When a Florida couple is planning a wedding, it can be difficult to think about anything beyond the wedding day itself. The excitement over wedding plans and starting life together can sometimes prevent a couple from thinking about the future and protecting long-term financial interests.
One of the most common ways for a couple to protect their individual interests before they even tie the knot is to draft a prenuptial agreement. This is not planning on the marriage to fail, but is simply a way to have security for the future. If you decide that this is the right option for you, make sure your prenuptial agreement is strong enough to withstand any scrutiny or disputes in the future.
What should be in your prenuptial agreement?
The intent of a prenuptial agreement is to eliminate legal disputes over certain property and assets in case of a divorce. This can allow one party to secure protections over a certain asset or outline how they wish property division to work during a divorce. Your prenuptial agreement may determine issues such as division of marital debts, division of community property and more.
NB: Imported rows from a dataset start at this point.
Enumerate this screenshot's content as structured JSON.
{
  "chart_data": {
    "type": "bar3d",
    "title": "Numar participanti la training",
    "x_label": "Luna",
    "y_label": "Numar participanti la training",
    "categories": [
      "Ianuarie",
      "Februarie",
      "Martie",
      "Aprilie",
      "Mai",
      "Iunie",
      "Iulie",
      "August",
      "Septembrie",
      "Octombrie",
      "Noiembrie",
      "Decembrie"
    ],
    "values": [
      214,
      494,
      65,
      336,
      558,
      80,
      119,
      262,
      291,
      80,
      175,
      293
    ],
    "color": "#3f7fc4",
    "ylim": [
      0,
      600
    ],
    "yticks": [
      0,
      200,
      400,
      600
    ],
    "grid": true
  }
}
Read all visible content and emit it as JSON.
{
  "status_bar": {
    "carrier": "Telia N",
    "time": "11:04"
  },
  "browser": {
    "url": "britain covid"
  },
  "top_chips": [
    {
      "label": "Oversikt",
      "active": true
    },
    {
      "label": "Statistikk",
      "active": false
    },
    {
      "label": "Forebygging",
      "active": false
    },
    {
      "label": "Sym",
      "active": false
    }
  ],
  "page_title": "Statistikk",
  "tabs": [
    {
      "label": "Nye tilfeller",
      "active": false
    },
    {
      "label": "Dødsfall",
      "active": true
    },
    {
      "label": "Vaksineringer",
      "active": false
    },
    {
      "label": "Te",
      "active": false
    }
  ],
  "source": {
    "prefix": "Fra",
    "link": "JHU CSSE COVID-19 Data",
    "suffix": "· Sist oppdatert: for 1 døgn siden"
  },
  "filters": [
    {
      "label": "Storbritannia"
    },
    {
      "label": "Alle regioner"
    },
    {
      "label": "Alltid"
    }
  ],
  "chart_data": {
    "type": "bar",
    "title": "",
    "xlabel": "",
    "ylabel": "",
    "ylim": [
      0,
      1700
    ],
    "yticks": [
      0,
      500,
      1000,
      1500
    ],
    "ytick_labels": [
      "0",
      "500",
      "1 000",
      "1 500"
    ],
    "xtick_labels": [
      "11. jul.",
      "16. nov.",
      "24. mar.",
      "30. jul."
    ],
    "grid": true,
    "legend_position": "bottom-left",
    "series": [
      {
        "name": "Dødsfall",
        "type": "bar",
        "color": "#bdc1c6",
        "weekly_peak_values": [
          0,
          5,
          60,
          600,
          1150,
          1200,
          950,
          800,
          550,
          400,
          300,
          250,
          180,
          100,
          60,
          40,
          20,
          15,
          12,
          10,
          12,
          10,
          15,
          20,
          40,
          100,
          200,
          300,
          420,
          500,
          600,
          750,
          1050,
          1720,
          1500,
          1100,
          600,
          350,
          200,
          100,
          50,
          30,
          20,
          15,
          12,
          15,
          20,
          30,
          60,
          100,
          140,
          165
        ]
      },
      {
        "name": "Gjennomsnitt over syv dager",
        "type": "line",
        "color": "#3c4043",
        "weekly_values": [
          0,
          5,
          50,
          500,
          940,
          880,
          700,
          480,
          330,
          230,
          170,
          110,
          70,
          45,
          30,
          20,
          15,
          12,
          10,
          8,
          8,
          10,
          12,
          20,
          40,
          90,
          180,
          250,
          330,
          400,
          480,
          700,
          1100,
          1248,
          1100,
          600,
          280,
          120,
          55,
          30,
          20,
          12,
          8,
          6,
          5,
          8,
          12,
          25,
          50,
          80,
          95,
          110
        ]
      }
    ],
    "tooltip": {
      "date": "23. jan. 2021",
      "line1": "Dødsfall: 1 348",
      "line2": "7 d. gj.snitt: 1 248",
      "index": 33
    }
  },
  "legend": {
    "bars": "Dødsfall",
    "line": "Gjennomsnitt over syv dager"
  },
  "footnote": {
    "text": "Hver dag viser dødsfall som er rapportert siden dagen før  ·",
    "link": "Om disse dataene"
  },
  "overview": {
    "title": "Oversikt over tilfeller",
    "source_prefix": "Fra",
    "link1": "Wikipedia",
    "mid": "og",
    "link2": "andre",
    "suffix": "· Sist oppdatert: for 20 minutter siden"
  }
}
Making sure you have a strong prenuptial agreement
There are few missteps and mistakes you would be prudent to avoid as you consider the terms of your prenuptial agreement. When there are problems, discrepancies or legal issues found with the prenuptial agreement, it can result in its partial or complete invalidation. Some factors that could compromise the validity of your prenuptial agreement include:
- The prenuptial agreement is not in writing.
- Both parties were not aware of all of the terms before signing.
- One party claims he or she experienced pressure to sign it.
- There was no time for consideration.
- The provisions in the agreement are illegal or invalid.
- Both parties did not have independent counsel to review the agreement before signing.
It’s crucial to ensure that the terms of your agreement are appropriate and that no mistakes happened in its drafting or signing. If a dispute arises during a divorce, your care and vigilance could make all the difference.
Drafting a prenuptial agreement is not something only reserved for the very wealthy or those with significantly valuable assets. This is a step for all individuals who wish to be proactive in protecting their assets and simplifying a potential future divorce.